Its simple, right? You just stick a # in front of a word, job done. But what’s the point of the #?
The # is there for you to link your post, in whatever medium that might be, to a word that may connect you with others who might be interested in the same topic. It can help your post reach a myriad of different audiences. The hashtag became popular with Twitter, but you can use it on just about any social media platform. It means that anyone looking for a particular topic can search using the hashtag and find other sites and content of interest. Very useful if you are wanting to get a message out or share information with the masses. According to some sources you can get 45% more likes and 67% more comments on your content by using the right hashtag strategy.
I use a very small number of hashtags on my posts about bellringing, mainly because some social media platforms have a limit on the number of characters you can use, but mainly because I’m rubbish at thinking on synonyms, you know, those other words that are related to the one you’re using. For example, I use #bellringing a lot when I post about any bellringing activity, or sharing information. For some reason it took me ages to connect #bells, #bellringers, #ringing, #campanology. Search these hashtags and it opens up another world of bell related sites, some not so relevant to the type of bellringing I do, but means the posts has the potential to reach a whole new audience.
Up until recently, I’ve never really used a hashtag as a search function to find other like minded topics, but as I’ve got more into using social media, I’m finding out all sorts of useful tips. There’s a whole business made out of teaching people how to hashtag properly. I took the plunge a while back and purchased an e-book on how to make the most of hashtags, but only because it was going super cheap. And, I have to say, I’ve learned quite a bit from it.

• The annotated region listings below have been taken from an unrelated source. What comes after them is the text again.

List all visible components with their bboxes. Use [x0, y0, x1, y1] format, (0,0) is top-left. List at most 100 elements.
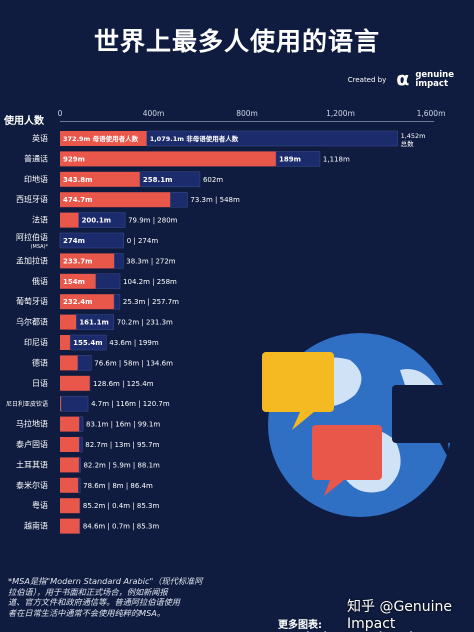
x-axis-line	[60, 121, 434, 122]
footnote-line: 者在日常生活中通常不会使用纯粹的MSA。	[8, 607, 166, 618]
bar-native	[60, 498, 80, 514]
speech-bubble-navy-icon	[392, 385, 462, 443]
brand-name-line1: genuine	[415, 69, 454, 80]
total-label: 85.2m | 0.4m | 85.3m	[83, 502, 160, 510]
bar-non-native	[77, 355, 92, 371]
category-label: 印尼语	[24, 337, 48, 347]
x-tick-label: 1,200m	[326, 109, 355, 118]
speech-bubble-red-icon	[312, 425, 382, 480]
non-native-value-label: 161.1m	[79, 319, 108, 327]
category-label: 普通话	[24, 153, 48, 163]
legend-non-native-label: 1,079.1m 非母语使用者人数	[150, 134, 239, 143]
non-native-value-label: 189m	[279, 155, 301, 163]
total-label: 0 | 274m	[127, 237, 159, 245]
native-value-label: 929m	[63, 155, 85, 163]
category-label: 印地语	[24, 174, 48, 184]
native-value-label: 233.7m	[63, 257, 92, 265]
native-value-label: 154m	[63, 278, 85, 286]
total-label: 25.3m | 257.7m	[123, 298, 179, 306]
bar-non-native	[95, 273, 121, 290]
bar-native	[60, 355, 78, 371]
bar-non-native	[78, 457, 81, 473]
bar-native	[60, 131, 147, 146]
category-label: 阿拉伯语	[16, 232, 48, 242]
total-label: 602m	[203, 176, 223, 184]
bar-non-native	[170, 191, 188, 208]
bar-native	[60, 171, 140, 187]
footnote: *MSA是指"Modern Standard Arabic"（现代标准阿 拉伯语…	[8, 576, 258, 619]
bar-non-native	[139, 171, 201, 188]
footnote-line: 道、官方文件和政府通信等。普通阿拉伯语使用	[8, 597, 180, 608]
bar-non-native	[60, 395, 89, 412]
native-value-label: 474.7m	[63, 196, 92, 204]
category-label: 尼日利亚皮钦语	[6, 400, 48, 408]
bar-native	[60, 437, 80, 452]
category-label: 葡萄牙语	[16, 296, 48, 306]
bar-native	[60, 375, 90, 391]
bar-native	[60, 212, 79, 228]
created-by-label: Created by	[347, 75, 387, 84]
globe-illustration	[262, 333, 462, 517]
native-value-label: 232.4m	[63, 298, 92, 306]
category-label: 西班牙语	[16, 194, 48, 204]
footnote-line: *MSA是指"Modern Standard Arabic"（现代标准阿	[8, 576, 203, 586]
bar-native	[60, 457, 80, 473]
bar-non-native	[275, 151, 321, 167]
non-native-value-label: 274m	[63, 237, 85, 245]
category-label: 马拉地语	[16, 419, 48, 429]
category-label: 法语	[32, 215, 48, 225]
total-label: 104.2m | 258m	[123, 278, 177, 286]
non-native-value-label: 258.1m	[143, 176, 172, 184]
bar-native	[60, 396, 62, 412]
bar-non-native	[78, 212, 126, 228]
brand-name: genuine impact	[415, 69, 454, 89]
watermark: 知乎 @Genuine Impact	[347, 599, 453, 632]
bar-non-native	[76, 314, 115, 330]
total-label: 76.6m | 58m | 134.6m	[94, 359, 173, 367]
category-label: 日语	[32, 378, 48, 388]
bar-native	[60, 253, 115, 269]
total-label: 128.6m | 125.4m	[93, 380, 154, 388]
category-sublabel: (MSA)*	[31, 244, 49, 250]
total-label: 82.7m | 13m | 95.7m	[85, 441, 159, 449]
total-label: 70.2m | 231.3m	[117, 319, 173, 327]
non-native-value-label: 200.1m	[82, 217, 111, 225]
category-label: 越南语	[24, 521, 48, 531]
category-label: 英语	[32, 133, 48, 143]
bar-non-native	[146, 130, 398, 147]
total-label: 84.6m | 0.7m | 85.3m	[83, 523, 160, 531]
total-label: 4.7m | 116m | 120.7m	[91, 400, 170, 408]
total-suffix-label: 总数	[401, 139, 415, 148]
bar-native	[60, 335, 71, 350]
brand-name-line2: impact	[415, 78, 449, 89]
bar-non-native	[114, 253, 124, 269]
total-label: 79.9m | 280m	[128, 217, 178, 225]
bar-native	[60, 518, 80, 534]
x-tick-label: 0	[57, 109, 63, 118]
category-label: 乌尔都语	[16, 317, 48, 327]
legend-native-label: 372.9m 母语使用者人数	[63, 134, 139, 143]
category-label: 土耳其语	[16, 459, 48, 469]
bar-non-native	[78, 477, 81, 494]
bar-native	[60, 477, 79, 493]
page-title: 世界上最多人使用的语言	[93, 27, 380, 56]
x-tick-label: 800m	[236, 109, 258, 118]
category-label: 泰米尔语	[16, 480, 48, 490]
total-label: 43.6m | 199m	[109, 339, 159, 347]
brand[interactable]: Created by α genuine impact	[348, 70, 454, 89]
total-label: 83.1m | 16m | 99.1m	[86, 421, 160, 429]
genuine-impact-logo-icon: α	[396, 68, 410, 90]
bar-non-native	[113, 293, 121, 310]
bar-native	[60, 151, 276, 167]
bar-native	[60, 314, 77, 330]
bar-native	[60, 416, 80, 432]
total-label: 78.6m | 8m | 86.4m	[83, 482, 153, 490]
bar-non-native	[78, 436, 83, 453]
category-label: 孟加拉语	[16, 255, 48, 265]
category-label: 俄语	[32, 276, 48, 286]
footnote-line: 拉伯语），用于书面和正式场合，例如新闻报	[8, 586, 168, 597]
non-native-value-label: 155.4m	[73, 339, 102, 347]
bar-non-native	[69, 334, 107, 351]
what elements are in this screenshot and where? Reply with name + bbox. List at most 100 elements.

The particular e-book I purchased was more specifically focussed on Instagram, the least of the main social media platforms that I’m familiar with but the ideas can be used across the other platforms too. I look after 3 different Instagram accounts, including my personal one. I had them open as I was going through the e-book and putting the suggestions into play immediately as I was reading through it.
I edited the profiles for each account to make them more appealing and relevant so that it instantly gives a viewer the information they need about the account. I looked at the hashtags that were suitable for the size of each account based on the number of followers each account already had. Using hashtags relating to topics where there are too many followers already means that our messages could get lost in amongst all the noise. I thought about the keywords that users might be searching for when they’re trying to find our information. I then used those words to search sites where the ideal audiences would also be looking at. I followed a number of those, then looked at the kind of hashtags they were using and jotted down any that I thought might be useful.
Then its about the engagement. Once you’ve found the top accounts in your topic of interest, by liking and commenting on their accounts regularly, this will help your visability too, amongst their followers.
I’ve made a list of all the hashtags that I think would be useful for each of the accounts I look after and now that I’m starting to use them, I’ll be able to look at the analytics to see how they are helping reach wider engagement.
I shall become a master of hashtaggery!